EU countries subsequently imposed additional sanctions on Iran, which was already subject to a range of punitive measures.
A UN Security Council resolution passed after the 2015 nuclear deal with Iran bans Iran from such arms deals. The US, Britain, France and Germany in October called for a UN investigation into the Iranian weapons’ attacks in Ukraine.
In November, the Washington Post reported that Moscow and Tehran had struck a deal to build hundreds of attack drones in Russia.
Citing intelligence seen by the United States and other Western security agencies, the report said that the deal’s details were finalized in recent weeks. In a matter of months, it said, production may begin, which would significantly boost Moscow’s stockpile of attack drones – a vital component in its bombardment of Ukraine.

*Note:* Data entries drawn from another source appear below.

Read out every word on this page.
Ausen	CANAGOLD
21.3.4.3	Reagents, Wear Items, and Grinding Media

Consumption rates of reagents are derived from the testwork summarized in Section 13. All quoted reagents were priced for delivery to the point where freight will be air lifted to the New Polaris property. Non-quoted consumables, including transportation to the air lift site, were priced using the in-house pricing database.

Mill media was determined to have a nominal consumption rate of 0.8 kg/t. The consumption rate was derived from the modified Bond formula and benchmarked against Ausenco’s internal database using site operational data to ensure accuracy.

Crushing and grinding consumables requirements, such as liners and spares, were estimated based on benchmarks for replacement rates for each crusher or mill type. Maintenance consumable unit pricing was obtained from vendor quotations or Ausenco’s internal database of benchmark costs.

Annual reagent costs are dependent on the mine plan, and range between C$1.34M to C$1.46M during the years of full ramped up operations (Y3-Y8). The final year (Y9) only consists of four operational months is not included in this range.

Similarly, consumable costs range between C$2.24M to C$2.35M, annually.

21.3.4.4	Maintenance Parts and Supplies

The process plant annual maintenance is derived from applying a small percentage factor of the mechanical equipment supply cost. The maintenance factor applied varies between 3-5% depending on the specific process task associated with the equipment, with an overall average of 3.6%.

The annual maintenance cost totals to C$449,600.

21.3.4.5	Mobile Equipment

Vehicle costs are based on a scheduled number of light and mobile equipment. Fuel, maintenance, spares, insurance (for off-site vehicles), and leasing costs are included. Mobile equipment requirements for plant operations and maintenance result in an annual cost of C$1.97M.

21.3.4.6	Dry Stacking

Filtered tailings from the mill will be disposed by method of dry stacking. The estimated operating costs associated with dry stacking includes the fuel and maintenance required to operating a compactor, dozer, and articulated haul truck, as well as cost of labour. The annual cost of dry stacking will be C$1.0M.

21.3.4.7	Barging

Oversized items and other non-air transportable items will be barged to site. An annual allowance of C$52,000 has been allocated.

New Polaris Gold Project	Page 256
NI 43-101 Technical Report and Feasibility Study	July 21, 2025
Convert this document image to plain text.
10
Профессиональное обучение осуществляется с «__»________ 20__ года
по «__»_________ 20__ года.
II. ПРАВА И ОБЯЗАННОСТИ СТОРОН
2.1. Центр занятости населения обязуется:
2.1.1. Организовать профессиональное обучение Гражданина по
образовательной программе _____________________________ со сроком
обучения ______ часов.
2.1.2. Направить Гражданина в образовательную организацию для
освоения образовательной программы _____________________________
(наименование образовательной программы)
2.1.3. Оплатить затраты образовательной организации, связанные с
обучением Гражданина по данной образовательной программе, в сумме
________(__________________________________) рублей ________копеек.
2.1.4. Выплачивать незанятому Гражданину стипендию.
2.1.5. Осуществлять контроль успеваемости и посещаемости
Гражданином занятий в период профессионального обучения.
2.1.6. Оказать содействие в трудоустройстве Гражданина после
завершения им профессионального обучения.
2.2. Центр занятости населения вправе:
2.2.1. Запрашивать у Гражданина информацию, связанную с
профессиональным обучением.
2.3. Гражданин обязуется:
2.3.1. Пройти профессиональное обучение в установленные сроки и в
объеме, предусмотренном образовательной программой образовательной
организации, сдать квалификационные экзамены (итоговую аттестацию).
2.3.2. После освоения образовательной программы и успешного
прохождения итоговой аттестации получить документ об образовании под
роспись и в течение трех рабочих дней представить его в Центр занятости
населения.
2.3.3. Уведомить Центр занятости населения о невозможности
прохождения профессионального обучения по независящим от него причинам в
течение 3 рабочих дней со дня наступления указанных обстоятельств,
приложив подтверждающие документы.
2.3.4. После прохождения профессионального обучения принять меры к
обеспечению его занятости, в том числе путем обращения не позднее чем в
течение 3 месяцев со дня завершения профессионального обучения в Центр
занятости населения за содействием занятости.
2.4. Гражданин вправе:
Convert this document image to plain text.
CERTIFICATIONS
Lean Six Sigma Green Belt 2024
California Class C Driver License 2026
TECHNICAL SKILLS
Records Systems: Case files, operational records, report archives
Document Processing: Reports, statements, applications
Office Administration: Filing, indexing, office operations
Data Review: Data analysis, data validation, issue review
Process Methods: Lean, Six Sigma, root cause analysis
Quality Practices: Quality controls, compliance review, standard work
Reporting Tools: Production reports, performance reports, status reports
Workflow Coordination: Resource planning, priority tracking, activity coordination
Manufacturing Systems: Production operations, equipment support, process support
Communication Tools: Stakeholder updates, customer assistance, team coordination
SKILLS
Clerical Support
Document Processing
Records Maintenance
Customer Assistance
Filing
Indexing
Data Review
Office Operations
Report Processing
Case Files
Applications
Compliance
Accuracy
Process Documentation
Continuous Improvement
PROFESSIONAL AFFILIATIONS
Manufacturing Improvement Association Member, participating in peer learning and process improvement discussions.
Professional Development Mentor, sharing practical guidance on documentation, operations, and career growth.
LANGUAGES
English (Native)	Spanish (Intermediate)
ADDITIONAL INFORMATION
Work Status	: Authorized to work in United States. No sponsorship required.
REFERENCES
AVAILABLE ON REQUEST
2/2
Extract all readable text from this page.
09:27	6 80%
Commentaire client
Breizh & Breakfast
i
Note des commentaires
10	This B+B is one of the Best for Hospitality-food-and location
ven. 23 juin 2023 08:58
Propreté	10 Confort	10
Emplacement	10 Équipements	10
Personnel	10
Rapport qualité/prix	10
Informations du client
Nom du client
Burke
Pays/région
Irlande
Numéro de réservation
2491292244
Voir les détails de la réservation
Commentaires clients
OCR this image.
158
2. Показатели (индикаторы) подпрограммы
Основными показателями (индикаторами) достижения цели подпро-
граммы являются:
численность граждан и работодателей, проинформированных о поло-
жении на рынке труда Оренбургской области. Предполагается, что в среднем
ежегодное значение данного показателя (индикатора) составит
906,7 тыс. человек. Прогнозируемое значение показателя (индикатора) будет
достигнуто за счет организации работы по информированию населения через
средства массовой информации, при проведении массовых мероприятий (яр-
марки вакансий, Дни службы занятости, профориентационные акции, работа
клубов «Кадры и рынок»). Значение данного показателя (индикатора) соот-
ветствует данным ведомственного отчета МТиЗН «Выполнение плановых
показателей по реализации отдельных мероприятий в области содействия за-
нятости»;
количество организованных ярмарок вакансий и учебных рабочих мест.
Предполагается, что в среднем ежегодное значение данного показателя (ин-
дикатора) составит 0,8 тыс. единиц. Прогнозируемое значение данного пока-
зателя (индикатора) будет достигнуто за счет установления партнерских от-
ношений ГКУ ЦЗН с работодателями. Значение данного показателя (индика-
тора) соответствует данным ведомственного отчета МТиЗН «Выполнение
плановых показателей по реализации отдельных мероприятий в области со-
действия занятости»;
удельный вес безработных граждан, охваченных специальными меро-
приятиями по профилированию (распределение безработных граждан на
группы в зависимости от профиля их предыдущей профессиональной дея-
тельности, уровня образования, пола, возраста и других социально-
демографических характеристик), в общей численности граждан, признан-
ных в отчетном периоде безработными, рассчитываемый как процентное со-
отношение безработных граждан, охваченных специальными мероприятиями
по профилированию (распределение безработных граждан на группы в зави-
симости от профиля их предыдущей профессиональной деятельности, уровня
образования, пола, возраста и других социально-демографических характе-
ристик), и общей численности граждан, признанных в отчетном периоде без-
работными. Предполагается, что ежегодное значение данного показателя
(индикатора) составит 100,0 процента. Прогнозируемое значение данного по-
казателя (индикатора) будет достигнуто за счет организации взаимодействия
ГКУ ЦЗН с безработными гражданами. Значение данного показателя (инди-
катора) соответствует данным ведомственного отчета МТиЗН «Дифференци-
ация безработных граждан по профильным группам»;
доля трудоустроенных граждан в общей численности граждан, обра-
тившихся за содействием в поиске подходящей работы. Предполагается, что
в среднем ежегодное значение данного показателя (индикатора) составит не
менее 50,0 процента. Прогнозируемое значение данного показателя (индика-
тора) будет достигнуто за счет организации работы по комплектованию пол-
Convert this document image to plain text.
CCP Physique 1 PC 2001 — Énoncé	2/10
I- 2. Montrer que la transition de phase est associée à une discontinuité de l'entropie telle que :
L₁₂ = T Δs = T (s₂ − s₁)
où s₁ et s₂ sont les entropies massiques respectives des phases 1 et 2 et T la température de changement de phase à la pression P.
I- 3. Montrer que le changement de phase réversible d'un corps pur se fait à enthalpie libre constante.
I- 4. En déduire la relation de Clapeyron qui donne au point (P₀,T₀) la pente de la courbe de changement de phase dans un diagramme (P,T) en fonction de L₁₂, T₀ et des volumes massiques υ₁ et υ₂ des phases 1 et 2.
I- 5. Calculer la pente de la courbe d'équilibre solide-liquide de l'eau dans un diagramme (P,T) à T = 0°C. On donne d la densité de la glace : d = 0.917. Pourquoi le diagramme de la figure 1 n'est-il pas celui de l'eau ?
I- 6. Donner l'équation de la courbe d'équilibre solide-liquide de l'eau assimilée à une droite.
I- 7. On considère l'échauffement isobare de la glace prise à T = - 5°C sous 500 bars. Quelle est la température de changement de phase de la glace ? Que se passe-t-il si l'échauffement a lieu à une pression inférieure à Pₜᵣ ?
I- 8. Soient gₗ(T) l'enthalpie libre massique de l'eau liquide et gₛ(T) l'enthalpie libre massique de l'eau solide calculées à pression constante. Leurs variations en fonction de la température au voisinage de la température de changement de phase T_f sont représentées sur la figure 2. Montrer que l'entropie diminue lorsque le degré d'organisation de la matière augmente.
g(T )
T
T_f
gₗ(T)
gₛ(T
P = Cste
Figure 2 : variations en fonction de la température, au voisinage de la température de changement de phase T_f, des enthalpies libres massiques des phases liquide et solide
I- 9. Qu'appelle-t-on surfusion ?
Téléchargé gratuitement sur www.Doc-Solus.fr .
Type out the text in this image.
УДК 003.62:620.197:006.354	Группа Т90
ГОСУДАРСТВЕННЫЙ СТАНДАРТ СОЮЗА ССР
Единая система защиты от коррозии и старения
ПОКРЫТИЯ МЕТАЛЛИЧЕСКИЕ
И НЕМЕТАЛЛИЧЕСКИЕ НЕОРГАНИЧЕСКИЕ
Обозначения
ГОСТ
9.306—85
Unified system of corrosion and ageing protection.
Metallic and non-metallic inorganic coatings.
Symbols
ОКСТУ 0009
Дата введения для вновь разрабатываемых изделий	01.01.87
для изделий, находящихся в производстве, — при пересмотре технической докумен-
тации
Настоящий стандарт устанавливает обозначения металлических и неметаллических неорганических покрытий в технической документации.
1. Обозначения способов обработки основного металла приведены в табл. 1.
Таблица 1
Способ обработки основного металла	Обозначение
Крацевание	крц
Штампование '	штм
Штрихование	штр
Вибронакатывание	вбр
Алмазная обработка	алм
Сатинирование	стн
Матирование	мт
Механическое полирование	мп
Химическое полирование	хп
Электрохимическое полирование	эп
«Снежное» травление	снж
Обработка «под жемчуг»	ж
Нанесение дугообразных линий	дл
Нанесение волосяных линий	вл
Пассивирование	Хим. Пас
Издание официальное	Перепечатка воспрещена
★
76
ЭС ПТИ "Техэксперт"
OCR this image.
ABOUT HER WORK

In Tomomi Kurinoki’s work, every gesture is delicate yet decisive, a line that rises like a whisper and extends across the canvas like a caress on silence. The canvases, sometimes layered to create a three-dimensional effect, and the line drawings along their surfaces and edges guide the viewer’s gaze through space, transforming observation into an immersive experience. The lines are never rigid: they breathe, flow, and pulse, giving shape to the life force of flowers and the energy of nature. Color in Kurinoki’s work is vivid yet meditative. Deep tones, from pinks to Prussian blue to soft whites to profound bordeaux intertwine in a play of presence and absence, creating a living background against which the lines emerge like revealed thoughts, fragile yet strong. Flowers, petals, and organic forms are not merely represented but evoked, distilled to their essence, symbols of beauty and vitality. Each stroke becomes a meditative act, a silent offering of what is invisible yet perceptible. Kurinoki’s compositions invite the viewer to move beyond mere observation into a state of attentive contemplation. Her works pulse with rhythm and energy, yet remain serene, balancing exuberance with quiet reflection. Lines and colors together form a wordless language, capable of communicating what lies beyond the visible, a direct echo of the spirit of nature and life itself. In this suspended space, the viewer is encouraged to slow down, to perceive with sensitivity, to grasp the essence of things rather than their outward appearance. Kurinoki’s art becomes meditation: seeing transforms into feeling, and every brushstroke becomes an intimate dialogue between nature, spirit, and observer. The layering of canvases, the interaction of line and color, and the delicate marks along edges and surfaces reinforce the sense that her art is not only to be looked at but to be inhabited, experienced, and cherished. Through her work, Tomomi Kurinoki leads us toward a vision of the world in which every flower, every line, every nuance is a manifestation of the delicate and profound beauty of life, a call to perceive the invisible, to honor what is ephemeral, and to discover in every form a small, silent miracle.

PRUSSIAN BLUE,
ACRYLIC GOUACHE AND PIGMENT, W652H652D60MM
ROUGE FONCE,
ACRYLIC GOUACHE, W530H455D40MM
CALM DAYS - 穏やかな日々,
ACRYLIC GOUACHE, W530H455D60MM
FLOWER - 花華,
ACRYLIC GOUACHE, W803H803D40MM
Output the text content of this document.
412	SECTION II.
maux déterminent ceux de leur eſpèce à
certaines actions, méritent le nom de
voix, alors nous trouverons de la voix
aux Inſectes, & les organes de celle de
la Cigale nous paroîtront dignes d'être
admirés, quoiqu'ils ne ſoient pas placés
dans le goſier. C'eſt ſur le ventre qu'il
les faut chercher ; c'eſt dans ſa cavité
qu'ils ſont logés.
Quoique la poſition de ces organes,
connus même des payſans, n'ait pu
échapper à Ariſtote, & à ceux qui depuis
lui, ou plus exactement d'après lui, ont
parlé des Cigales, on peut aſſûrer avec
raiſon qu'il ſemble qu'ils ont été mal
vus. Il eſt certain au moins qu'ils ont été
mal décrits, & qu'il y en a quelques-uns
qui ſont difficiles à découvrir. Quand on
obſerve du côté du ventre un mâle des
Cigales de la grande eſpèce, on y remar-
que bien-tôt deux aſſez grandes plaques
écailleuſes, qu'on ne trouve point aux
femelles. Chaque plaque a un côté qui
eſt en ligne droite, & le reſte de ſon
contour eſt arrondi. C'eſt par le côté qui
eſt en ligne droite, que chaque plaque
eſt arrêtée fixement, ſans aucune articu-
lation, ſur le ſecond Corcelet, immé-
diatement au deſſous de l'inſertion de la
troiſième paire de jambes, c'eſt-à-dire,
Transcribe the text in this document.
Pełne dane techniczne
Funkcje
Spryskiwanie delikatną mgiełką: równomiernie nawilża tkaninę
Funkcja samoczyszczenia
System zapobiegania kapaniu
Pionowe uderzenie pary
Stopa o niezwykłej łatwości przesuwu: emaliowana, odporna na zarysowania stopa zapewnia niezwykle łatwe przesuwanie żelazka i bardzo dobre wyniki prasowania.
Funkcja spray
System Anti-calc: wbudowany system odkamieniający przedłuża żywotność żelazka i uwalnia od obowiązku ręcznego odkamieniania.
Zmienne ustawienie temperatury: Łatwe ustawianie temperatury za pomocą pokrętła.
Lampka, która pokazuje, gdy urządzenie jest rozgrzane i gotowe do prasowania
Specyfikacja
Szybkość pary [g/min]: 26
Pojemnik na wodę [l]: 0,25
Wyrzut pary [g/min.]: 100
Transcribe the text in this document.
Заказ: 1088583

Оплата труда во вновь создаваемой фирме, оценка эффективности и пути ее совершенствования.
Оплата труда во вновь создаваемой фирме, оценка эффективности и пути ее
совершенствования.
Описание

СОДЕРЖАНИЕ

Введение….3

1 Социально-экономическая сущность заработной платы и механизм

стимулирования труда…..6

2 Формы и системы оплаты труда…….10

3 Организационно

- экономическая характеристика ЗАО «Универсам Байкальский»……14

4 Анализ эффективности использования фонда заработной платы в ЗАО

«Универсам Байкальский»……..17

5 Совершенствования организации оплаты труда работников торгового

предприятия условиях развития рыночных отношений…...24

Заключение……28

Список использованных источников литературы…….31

The report quoted one official familiar with the agreement as saying that the effort to produce these drones in Russia “is moving fast and it has a lot of steam.” Since August, over 400 such Iranian-produced drones have been used by Moscow in attacks on Ukraine, including on vital civilian infrastructure.
The deal to locally produce Iranian-designed drones would be a boon to both countries; Moscow is low on munitions as the war stretches on, and Iran would reap the economic and political benefits. The sources added that, aside from the clear monetary benefits and ties to a world power, it is unknown exactly what Iran is seeking in exchange. Possibilities include assistance with the Islamic Republic’s nuclear program.
Earlier in November, CNN reported that Iran requested help from Russia in obtaining additional nuclear materials and with nuclear fuel fabrication. The fuel may be intended to help Iran power its nuclear reactors and could potentially cut down on the time it takes Tehran to develop a nuclear weapon.